London’s second airport, on any measure of size you can find, is Gatwick, located in Sussex, 28 miles to the south of the city and about eight south of its current boundaries. There’s also Stansted (39 miles north-north east in Essex) and Luton (34 miles north-north west in Bedfordshire). Between the three of them, these guys actually move more planes and more passengers than Heathrow does. As our future descendants will one day curse, as the sea laps around their ankles somewhere in the Peak District, London has a lot of air capacity.

But the London airport system – the list of airports online booking systems will consider if you ask for a flight to or from “London (all airports)” – actually includes a sixth option. That’s the tiny London Southend Airport, 40 miles to the east on the Essex coast.

At the moment it handles only about a third of the traffic of even City. It also takes the better part of an hour to get to from London, on a stopping train from Liverpool Street to Southend Victoria. This, one suspects, is the reason why – even though it’s only a mile further away from the city centre than Stansted – it tends to be the only official London airport that sees large number of people on social media whining about how it shouldn’t really be considered a London airport at all.

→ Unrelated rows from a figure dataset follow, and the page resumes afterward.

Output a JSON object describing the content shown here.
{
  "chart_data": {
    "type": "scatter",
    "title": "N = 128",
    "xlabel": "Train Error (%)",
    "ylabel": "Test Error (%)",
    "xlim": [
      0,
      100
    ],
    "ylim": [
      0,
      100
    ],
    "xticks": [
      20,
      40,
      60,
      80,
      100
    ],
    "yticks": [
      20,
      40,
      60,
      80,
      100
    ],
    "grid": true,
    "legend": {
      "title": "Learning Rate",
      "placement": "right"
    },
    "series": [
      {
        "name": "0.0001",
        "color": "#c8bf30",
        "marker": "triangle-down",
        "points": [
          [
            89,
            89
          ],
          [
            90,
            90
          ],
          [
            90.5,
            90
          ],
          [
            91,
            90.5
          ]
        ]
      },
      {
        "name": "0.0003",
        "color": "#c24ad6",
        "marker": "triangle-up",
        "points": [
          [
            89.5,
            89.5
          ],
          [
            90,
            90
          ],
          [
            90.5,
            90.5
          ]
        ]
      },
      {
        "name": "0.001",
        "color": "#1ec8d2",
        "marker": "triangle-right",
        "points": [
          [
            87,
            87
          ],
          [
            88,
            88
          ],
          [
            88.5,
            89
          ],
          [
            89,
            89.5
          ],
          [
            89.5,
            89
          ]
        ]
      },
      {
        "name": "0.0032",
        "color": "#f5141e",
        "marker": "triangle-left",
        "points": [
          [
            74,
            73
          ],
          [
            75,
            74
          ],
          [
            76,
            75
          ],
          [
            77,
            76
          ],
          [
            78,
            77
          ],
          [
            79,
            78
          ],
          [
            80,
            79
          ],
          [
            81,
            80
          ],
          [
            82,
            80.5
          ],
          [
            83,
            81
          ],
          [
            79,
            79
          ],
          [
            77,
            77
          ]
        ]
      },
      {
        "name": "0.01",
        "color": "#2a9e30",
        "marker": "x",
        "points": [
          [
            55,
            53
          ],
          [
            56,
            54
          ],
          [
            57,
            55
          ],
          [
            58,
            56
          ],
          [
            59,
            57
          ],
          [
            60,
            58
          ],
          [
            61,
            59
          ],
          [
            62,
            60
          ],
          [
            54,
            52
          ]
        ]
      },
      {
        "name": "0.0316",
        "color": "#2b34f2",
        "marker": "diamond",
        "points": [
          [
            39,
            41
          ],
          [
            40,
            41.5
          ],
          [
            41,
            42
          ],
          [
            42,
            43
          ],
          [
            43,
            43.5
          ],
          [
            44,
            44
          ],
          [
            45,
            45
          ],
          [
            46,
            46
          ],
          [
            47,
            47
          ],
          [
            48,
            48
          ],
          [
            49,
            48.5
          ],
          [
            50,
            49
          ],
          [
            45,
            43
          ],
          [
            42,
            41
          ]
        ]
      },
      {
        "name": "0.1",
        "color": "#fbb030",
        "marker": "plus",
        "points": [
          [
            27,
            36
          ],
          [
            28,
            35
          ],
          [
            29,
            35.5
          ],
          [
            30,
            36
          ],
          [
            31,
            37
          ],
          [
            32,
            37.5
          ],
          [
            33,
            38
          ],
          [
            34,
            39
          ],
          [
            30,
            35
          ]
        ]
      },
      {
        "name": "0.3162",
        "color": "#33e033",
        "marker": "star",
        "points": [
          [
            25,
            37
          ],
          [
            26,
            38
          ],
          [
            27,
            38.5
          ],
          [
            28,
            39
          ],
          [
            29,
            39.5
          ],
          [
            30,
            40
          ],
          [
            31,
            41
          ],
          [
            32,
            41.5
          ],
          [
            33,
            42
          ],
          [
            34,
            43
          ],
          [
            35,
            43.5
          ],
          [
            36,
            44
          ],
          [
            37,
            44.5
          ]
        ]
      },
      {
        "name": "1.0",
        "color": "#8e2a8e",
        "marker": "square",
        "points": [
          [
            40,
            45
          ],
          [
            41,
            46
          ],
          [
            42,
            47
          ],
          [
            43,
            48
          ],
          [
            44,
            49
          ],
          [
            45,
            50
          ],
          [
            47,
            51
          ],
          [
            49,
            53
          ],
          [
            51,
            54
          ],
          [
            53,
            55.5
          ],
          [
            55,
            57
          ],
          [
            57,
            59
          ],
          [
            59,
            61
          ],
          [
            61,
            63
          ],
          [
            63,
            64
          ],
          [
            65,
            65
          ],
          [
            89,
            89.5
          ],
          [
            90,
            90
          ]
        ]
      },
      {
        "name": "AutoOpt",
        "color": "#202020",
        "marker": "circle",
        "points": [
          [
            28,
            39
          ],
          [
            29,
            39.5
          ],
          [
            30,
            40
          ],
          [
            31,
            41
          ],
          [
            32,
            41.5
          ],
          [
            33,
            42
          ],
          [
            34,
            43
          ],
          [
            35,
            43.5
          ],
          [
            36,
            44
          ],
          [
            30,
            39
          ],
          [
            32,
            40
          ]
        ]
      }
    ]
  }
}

At any rate: a better answer for how many airports London has is six. It has six airports. Six.

Lydd is the optimistically named London Ashford Airport, which is actually closer to Lille. Look, just don’t ask, okay? Image: Nilfanion/Wikimedia Commons.

Except... well.

For a start, there’s London Oxford Airport out in, well, you can probably guess. That’s, give or take, about 56 miles from the centre of the capital. It’s not an official London airport – not in the aforementioned London Airport System – but it brands itself as London Oxford because, well, you would, wouldn’t you?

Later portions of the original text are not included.